Medvedev’s book “Ten Years After ‘One Day in the Life of Ivan Denisovich'” (1973) recounted Solzhenitsyn’s struggles to publish the novel in the title, which was about life in Stalin’s prison camps, and it detailed the tactics used by the Communist Party and the secret police to frustrate independent writers.
Another book, “Nuclear Disaster in the Urals,” (1979) exposed a 1957 explosion of radioactive wastes at a nuclear weapons factory at Kyshtym, about 1,000 miles east of Moscow, that killed hundreds of people, forced the evacuation of thousands and created a radioactive wasteland of 400 square miles.
For years, Soviet officials had denied that such an accident had happened. But in 1989, the government-controlled Soviet news agency Tass finally acknowledged the incident, though it insisted that there had been no casualties. Questions had swirled since Medvedev first mentioned the event in a 1976 article, and his book broke through a fog of confusion by citing more than 100 Russian unpublished studies on the accident’s terrible effects.
In “The Legacy of Chernobyl” (1990), he detailed the 1986 nuclear accident that showered hundreds of thousands with radiation. He condemned the plant’s primitive design and careless management and contended that Kremlin secrecy had made the ensuing economic and political crises worse.

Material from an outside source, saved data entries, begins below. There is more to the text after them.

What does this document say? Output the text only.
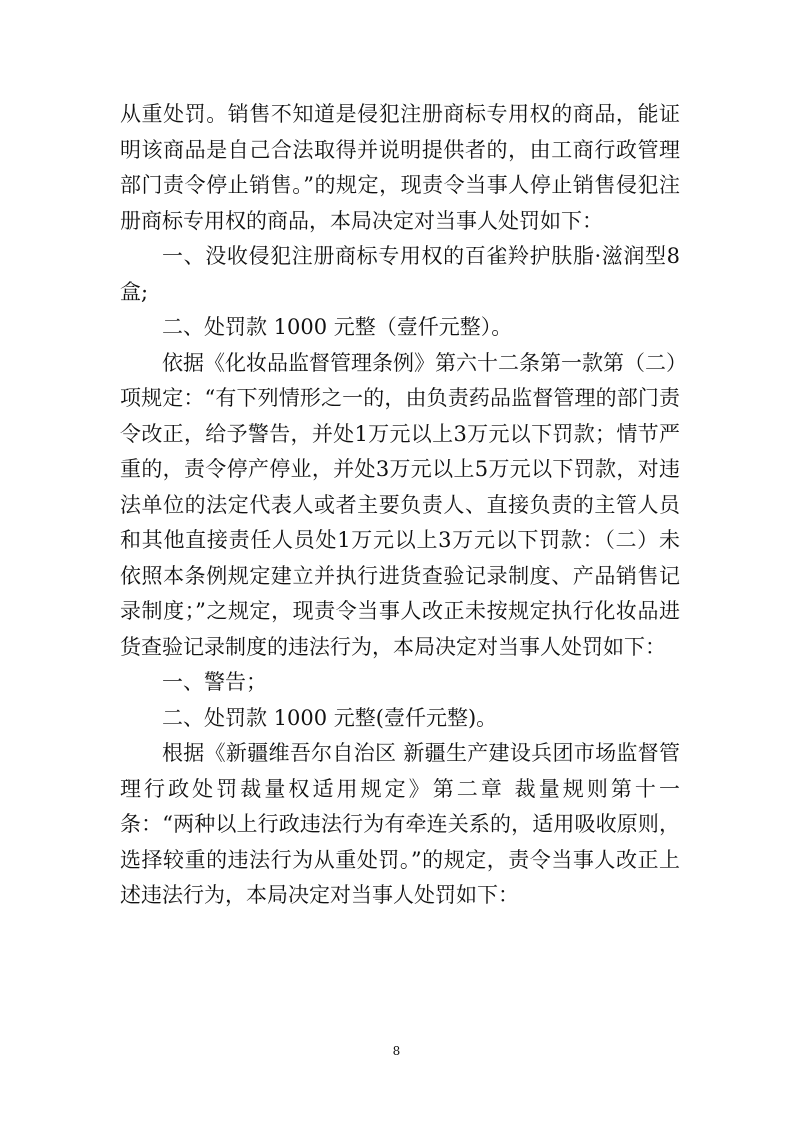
从重处罚。销售不知道是侵犯注册商标专用权的商品，能证明该商品是自己合法取得并说明提供者的，由工商行政管理部门责令停止销售。”的规定，现责令当事人停止销售侵犯注册商标专用权的商品，本局决定对当事人处罚如下：

一、没收侵犯注册商标专用权的百雀羚护肤脂·滋润型8 盒;

二、处罚款 1000 元整（壹仟元整）。

依据《化妆品监督管理条例》第六十二条第一款第（二）项规定：“有下列情形之一的，由负责药品监督管理的部门责令改正，给予警告，并处1万元以上3万元以下罚款；情节严重的，责令停产停业，并处3万元以上5万元以下罚款，对违法单位的法定代表人或者主要负责人、直接负责的主管人员和其他直接责任人员处1万元以上3万元以下罚款：（二）未依照本条例规定建立并执行进货查验记录制度、产品销售记录制度；”之规定，现责令当事人改正未按规定执行化妆品进货查验记录制度的违法行为，本局决定对当事人处罚如下：

一、警告；

二、处罚款 1000 元整(壹仟元整)。

根据《新疆维吾尔自治区 新疆生产建设兵团市场监督管理行政处罚裁量权适用规定》第二章 裁量规则第十一条：“两种以上行政违法行为有牵连关系的，适用吸收原则，选择较重的违法行为从重处罚。”的规定，责令当事人改正上述违法行为，本局决定对当事人处罚如下：

8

His “Soviet Agriculture” (1988) reprised the history of crop disasters, famines and displaced millions, and posed questions on the future of Soviet farming.
Complete information on Medvedev’s survivors was not immediately available. At Gorbachev’s invitation, Medvedev returned to Moscow in 1989 to testify before legislative panels investigating Chernobyl and the Urals accident. He had testified earlier in Britain in the House of Commons and in the U.S. Senate, and was flabbergasted by the amateurishness of the Soviet legislators. One wanted to know if his sore throat might be a symptom of radiation poisoning.
“The deputies wanted to speak, rather than ask questions,” Medvedev recalled, “and much of what they said was irrelevant.”
In 1990, a year before the Soviet Union collapsed, Gorbachev reinstated Medvedev’s Soviet citizenship. He accepted, but chose to remain an expatriate in London.